Quelle immense et ravissante perspective ! Avec quel étonnement mes regards planent sur la capitale du monde, et se promènent sur tous ses environs du levant au midi, et du midi au couchant ! Comme la vie est répandue Sur cette vaste surface ! Comme tout paroît animé jusqu’aux confins de ces belles campagnes qui ne se terminent que là où la pensée supplée à la foiblesse de mes regards ! Quel mouvement dans ce séjour habité par tout un peuple ! quel bruit confus et sourd des voix humaines, et des chars, s’élève jusqu’à mon oreille attentive ?… C’est, assis sur le gradin d’un tombeau, que je me livre à cette extase ; et c’est appuyé contre des ossemens, que je jouis des scènes pittoresques de la vie et des charmes enchanteurs de la nature.

Ce sépulcre qui présente fièrement ses larges côtés à trois des principaux points de l’horizon et dont la hauteur est de sept pieds, est isolé, et ne porte aucune inscription. On lit seulement, sur un des côtés de celui qui fait face au Panthéon, cette courte et modeste notice qui contraste éminemment avec ses vastes dimensions.


Dame Adélaïde-Jacques
Leboucher,
épouse
de Michel-Pierrot Guyot,
décédée le 13 messidor an 13.


Il est certain que ce tombeau, placé pour être remarqué de toutes les routes qui aboutissent de l’Est, du Sud et de l’Ouest à la capitale de l’Empire, sera revêtu sur ses quatre côtes de marbre noir, et à son sommet, ainsi que sur ses angles, de marbre blanc.
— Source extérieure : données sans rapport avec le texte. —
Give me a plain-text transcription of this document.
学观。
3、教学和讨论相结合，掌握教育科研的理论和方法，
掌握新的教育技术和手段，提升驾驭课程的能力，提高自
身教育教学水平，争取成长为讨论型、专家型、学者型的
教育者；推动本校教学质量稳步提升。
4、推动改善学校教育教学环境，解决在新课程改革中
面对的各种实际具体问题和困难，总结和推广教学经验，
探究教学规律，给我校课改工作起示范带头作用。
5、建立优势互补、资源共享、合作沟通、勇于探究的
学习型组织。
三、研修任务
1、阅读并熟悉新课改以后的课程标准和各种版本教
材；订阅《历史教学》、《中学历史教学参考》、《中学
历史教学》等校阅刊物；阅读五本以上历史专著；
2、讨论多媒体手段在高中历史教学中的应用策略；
Oh ! combien l’époque où la piété élève les tombeaux à la cime du premier département de l’Empire français, est différente de celle où une féroce impiété les renversoit, et en plongeoit les vénérables débris dans la fange des campagnes et de la cité ! Combien sont changées les mœurs de ce peuple qui, naguère, nommoit vaine superstition, la religion des sépulcres ! Si jamais ses ennemis doutoient de sa croyance et de ses vertus, qu’ils contemplent les monumens que les fils élèvent à leurs pères, les époux à leurs épouses, les amis à leurs amis ! C’est quand vous approcherez des tombeaux de nos pères, que vous apprendrez à nous connoitre, dirent à Darius les envoyés des Scythes.